Flugencio, Flugencio. Yo que me moría por verte y tú me recibes ansí.
— ¡Mentiroso! Y entonces, ¿por qué no te has muerto? Podrías haber cumplido una promesa por una vez en tu puta vida. Déjate de pamplinas y dime qué quieres.
— Está bien –reconoció Manuel, sacándose un décimo del bolsillo-. He venido para que me pagues las doscientas pesetas de este décimo. Quedemos en comprarlo a medias y al final no pusistes ni un duro.
Fulgencio anduvo hasta un pequeño cajón aceptando el propósito del anciano y fingiendo que iba por las monedas. Aprovechó que Manuel estaba de espaldas a él y con un florero de porcelana le golpeó la cabeza. “¿No queréis cobrar, hijo de perra? Pues aquí tienes. Te puedes quedar hasta con el cambio”. Entre los cuatro hombres, lo llevaron a otra habitación, lo encerraron en un armario y lo rociaron con unas gotas de güisqui. Ahora era cuestión de disimular. Nadie podía sospechar qué había pasado allí. “Hijo, la próxima vez que me quieras sorprender así, tráeme a la parca –afirmó Fulgencio-. Antes muerto que soportar a este gilipollas que me acusó de algo que no hice y por su culpa pasé una semana en el calabozo. La peor de mi vida.”

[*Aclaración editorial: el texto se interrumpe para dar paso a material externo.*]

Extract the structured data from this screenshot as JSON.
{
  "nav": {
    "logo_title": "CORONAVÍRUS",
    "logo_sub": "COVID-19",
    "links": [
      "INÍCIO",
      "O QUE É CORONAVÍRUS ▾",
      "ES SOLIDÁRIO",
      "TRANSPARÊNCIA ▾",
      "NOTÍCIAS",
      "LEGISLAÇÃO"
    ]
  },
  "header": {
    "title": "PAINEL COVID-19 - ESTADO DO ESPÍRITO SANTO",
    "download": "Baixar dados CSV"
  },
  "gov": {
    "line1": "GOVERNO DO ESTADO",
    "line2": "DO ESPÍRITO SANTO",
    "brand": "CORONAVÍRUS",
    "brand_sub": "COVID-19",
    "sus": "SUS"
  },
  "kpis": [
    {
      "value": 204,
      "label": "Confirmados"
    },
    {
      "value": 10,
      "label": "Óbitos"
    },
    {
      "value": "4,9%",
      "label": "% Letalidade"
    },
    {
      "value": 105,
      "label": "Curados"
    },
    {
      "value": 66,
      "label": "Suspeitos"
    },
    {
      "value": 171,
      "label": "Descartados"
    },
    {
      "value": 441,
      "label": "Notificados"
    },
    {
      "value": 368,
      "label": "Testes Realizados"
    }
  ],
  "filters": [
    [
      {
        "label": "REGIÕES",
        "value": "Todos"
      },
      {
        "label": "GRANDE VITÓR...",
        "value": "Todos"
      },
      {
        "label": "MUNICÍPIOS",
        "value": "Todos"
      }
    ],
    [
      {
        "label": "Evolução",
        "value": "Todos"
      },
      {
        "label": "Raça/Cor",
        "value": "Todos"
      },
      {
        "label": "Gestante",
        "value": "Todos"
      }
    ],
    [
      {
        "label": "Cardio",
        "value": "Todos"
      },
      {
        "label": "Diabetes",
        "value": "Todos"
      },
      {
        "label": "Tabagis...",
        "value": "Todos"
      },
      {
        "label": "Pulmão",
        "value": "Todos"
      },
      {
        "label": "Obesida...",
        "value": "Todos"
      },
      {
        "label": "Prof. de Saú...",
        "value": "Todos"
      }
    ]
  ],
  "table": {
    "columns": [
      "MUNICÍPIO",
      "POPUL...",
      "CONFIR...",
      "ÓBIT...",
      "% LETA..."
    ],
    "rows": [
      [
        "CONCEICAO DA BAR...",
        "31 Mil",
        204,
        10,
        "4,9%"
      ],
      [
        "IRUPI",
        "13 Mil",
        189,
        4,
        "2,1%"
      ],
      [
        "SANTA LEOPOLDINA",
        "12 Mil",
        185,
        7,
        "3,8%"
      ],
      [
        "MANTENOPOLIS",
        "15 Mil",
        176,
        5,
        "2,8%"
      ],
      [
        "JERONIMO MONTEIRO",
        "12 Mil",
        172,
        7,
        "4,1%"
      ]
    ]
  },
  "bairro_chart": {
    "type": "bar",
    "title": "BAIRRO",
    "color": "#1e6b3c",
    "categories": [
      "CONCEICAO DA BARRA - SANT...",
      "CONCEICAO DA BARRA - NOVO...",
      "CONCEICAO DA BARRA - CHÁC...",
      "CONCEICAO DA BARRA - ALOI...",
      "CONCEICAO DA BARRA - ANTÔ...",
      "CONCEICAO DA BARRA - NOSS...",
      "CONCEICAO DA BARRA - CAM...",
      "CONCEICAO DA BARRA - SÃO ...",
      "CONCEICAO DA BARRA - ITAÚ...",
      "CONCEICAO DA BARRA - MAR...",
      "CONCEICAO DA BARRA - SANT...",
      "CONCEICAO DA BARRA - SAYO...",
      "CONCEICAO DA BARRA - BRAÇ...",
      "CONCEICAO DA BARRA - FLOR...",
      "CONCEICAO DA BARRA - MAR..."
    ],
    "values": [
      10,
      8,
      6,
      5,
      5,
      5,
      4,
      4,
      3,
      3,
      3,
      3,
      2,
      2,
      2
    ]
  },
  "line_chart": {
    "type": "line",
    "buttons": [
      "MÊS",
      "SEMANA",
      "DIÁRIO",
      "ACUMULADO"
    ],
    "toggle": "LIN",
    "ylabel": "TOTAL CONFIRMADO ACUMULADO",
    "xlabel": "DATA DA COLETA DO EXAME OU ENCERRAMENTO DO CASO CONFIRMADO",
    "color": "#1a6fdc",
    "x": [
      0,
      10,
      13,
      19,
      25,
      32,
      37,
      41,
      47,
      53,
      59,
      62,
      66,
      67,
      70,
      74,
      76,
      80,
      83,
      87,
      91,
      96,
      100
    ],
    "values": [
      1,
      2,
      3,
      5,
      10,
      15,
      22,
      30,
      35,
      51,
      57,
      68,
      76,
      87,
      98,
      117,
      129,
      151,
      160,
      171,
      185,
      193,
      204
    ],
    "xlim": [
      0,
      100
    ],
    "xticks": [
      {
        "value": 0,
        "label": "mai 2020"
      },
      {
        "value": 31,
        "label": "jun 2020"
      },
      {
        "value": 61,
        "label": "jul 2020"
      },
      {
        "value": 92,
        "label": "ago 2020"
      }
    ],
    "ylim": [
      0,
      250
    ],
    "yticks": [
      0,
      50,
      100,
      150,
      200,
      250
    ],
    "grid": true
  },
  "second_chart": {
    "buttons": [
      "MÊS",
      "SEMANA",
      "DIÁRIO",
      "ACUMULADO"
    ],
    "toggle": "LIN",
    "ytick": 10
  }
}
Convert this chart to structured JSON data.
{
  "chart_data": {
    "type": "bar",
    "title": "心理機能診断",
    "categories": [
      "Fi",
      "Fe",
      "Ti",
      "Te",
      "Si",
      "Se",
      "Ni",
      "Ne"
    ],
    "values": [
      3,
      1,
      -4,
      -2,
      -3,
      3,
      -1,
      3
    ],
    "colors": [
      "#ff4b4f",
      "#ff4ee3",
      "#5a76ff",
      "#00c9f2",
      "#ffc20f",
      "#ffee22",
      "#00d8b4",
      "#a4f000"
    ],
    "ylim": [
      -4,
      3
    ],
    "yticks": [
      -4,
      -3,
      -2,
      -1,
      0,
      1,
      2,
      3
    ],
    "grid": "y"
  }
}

Horas después, a las nueve de la noche, Antonio quedó con Rosa para celebrar San Valentín. O, más bien, no celebrarlo. “Rosa, he reflexionado mucho sobre nosotros. No puedo. Toda la vida quise ser sacerdote y no voy a tirar por la borda todos mis esfuerzos y creencias por tus celos, tu desconfianza y por ti, en general. Cuando fui ordenado sacerdote, sopesé virtudes y desventajas y debo ser consecuente con ello. Espero que no te enfades, pero para mí mis San Valentín deben estar entre cerrojos hasta que muera.”